Pour revenir à mon propos, à la sortie du régime étudiant, les difficultés sont les mêmes qu'à l'affiliation : le 30 septembre, les étudiants ne reçoivent aucune information sur le fait qu'ils quittent un régime particulier et doivent s'affilier au régime correspondant à leur activité professionnelle nouvelle ou à une CPAM de leur ressort si leur activité professionnelle est insuffisante ou s'ils sont au chômage. Après avoir connu une situation de rupture de droits à cause du retard de leur affiliation, ces étudiants se trouvent à nouveau en rupture de droits parce qu'à la sortie du régime étudiant, ils ne s'affilient pas à un autre régime. Notre recommandation n° 10 consiste donc à réclamer une information complète dans ce domaine.

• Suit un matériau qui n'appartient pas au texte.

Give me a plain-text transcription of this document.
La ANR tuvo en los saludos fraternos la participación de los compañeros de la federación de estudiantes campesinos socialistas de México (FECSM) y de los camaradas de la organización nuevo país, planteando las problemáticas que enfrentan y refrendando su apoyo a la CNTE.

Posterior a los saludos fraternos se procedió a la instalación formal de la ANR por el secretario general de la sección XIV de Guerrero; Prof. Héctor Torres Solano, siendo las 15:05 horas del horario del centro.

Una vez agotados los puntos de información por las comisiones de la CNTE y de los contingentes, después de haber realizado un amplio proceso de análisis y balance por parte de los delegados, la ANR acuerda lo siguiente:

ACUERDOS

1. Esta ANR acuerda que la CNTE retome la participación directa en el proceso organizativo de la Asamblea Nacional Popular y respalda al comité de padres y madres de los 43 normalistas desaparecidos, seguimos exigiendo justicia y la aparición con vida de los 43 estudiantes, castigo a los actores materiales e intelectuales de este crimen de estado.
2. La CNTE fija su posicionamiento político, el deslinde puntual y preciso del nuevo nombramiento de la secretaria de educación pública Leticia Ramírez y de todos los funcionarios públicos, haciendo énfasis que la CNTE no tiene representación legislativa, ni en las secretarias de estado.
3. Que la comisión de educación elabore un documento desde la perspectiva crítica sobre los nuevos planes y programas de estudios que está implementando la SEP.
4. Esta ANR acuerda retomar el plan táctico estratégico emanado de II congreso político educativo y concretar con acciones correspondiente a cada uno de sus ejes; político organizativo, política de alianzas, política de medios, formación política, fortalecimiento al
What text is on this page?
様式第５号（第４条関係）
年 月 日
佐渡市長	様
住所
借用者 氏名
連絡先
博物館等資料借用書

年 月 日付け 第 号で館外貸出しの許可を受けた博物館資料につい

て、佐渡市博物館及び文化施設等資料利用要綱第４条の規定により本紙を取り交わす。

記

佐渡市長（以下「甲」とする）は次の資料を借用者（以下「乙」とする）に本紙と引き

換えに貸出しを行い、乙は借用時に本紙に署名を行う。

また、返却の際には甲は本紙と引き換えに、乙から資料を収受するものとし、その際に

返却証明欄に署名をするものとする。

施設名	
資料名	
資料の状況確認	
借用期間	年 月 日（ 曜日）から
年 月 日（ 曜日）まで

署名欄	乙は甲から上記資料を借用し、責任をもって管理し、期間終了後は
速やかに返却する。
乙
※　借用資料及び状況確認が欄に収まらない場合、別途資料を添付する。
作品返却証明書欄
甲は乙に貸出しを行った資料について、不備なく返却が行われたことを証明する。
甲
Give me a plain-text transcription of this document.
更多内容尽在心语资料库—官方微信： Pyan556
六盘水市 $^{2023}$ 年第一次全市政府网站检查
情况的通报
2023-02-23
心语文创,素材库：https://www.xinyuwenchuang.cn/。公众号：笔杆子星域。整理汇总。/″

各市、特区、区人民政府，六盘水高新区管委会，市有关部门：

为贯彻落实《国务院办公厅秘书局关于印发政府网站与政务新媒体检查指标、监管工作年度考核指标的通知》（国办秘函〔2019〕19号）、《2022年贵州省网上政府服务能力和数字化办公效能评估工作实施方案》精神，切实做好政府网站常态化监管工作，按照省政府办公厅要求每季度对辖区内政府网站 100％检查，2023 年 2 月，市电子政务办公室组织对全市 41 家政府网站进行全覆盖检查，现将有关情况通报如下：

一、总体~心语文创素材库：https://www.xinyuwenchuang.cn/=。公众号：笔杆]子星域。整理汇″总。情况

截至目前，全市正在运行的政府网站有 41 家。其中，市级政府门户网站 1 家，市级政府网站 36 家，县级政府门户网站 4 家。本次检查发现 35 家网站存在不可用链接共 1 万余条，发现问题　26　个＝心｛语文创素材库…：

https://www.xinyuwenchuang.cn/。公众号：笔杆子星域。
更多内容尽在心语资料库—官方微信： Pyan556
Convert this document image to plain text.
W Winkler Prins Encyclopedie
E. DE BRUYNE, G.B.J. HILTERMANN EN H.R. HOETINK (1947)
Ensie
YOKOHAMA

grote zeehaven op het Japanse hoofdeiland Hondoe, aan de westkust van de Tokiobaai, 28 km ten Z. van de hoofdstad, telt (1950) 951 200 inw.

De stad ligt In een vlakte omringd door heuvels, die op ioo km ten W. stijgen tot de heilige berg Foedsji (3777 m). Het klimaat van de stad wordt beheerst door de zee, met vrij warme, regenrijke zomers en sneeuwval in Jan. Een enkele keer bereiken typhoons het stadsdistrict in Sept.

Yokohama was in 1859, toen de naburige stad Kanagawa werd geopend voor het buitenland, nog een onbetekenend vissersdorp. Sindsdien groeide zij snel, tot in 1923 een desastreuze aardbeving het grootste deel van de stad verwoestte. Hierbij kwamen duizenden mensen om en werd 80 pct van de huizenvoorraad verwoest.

Les étudiants qui exercent une activité professionnelle en parallèle sont en principe exonérés de la cotisation de sécurité sociale étudiante lorsqu'ils sont pris en charge par le régime correspondant à leur emploi. Mais cette exonération n'est possible que si l'étudiant est en contrat à durée indéterminée ou s'il bénéficie d'un contrat courant exactement du 1er octobre au 30 septembre – la période de couverture de la sécurité sociale étudiante. Dans tous les autres cas – un contrat à durée déterminée inférieure à la durée de la couverture étudiante –, ils doivent faire l'avance de leur cotisation d'assurance maladie, puis en demander le remboursement à l'issue de l'année universitaire. Pour cela, ils doivent fournir divers documents à leur mutuelle qui leur délivre alors une attestation de radiation. L'étudiant doit ensuite transmettre ce document à l'Urssaf qui procède au remboursement de la cotisation. Or, s'il existe une information à destination des étudiants salariés – qui relèvent du régime général – sur la procédure à suivre pour demander ce remboursement, aucune information n'est mise à disposition de ceux qui ne relèvent pas du régime général, à l'instar des assistants d'éducation, affiliés à la MGEN, ou des étudiants relevant du RSI (régime social des indépendants). Cette situation est naturellement source de difficultés.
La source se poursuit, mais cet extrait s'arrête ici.